Gov. LePage has been stiffing servers while he works to cut their wages

Gov. LePage has been stiffing servers while he works to cut their wages

In an interview on a Lewiston-area radio station on Tuesday, reported on by the Sun Journal, Maine Governor Paul LePage bragged about tipping restaurant servers less over the past few months in order to scare them into opposing Maine’s new minimum wage law, which was passed by referendum last November. Under the law, the minimum wage for workers who also receive tips was increased for the first time in eight years, from $3.75 to $5 an hour, and will continue to increase gradually over the next decade until it reaches the full minimum wage.

“I cut the tip in half and then I put the comment, ‘Call your legislator,’ on my charge card” said LePage.

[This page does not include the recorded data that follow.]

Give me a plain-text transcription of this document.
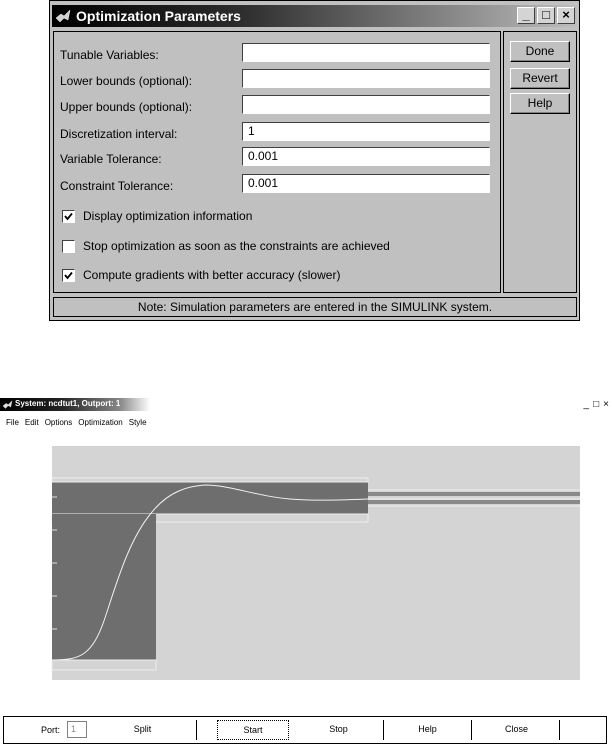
Optimization Parameters	_ □ ×
Tunable Variables:
Lower bounds (optional):
Upper bounds (optional):
Discretization interval:	1
Variable Tolerance:	0.001
Constraint Tolerance:	0.001
Display optimization information
Stop optimization as soon as the constraints are achieved
Compute gradients with better accuracy (slower)
Done
Revert
Help
Note: Simulation parameters are entered in the SIMULINK system.
System: ncdtut1, Outport: 1	_ □ ×
File Edit Options Optimization Style
Port:	1	Split	Start	Stop	Help	Close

LePage’s antics are apparently meant to reinforce a lie spread by some opponents of the minimum wage increase who claim that tips go down when tipped wages increase. That hasn’t been true after previous minimum wage increases in Maine or in states across the country where the tipped minimum wage is already much higher. In seven states that have no sub-minimum tipped wage, customers tip at the same or higher rates and restaurant employment and growth are projected to be stronger than in the rest of the country.

“I’ve worked the exact same job, for the exact same company, Applebees, with the exact same menu prices and California paid me $10.50 plus tips and Maine paid me $3.75 plus tips. There was no difference in the average percentage of what people tipped me. This speaks volumes,” said Ali Monceaux, a restaurant server who spoke at a State House press conference earlier this month.

Data on wages and employment in Maine since the minimum wage increase went into effect in January show rising incomes and an increase in jobs being created, including in the restaurant industry, results that fly in the face of predictions from minimum wage opponents.

LePage himself said that the unemployment rate would skyrocket to 10% if the minimum wage increase passed. Instead, the rate for February fell to 3.2%, the lowest seen in Maine in decades.

On April 5th, the Labor Committee of the Maine legislature will hear a slew of bills backed by LePage to roll back nearly every part of the minimum wage increase. Minimum wage increase supporters are planning to turn out to oppose LePage and protect the raise.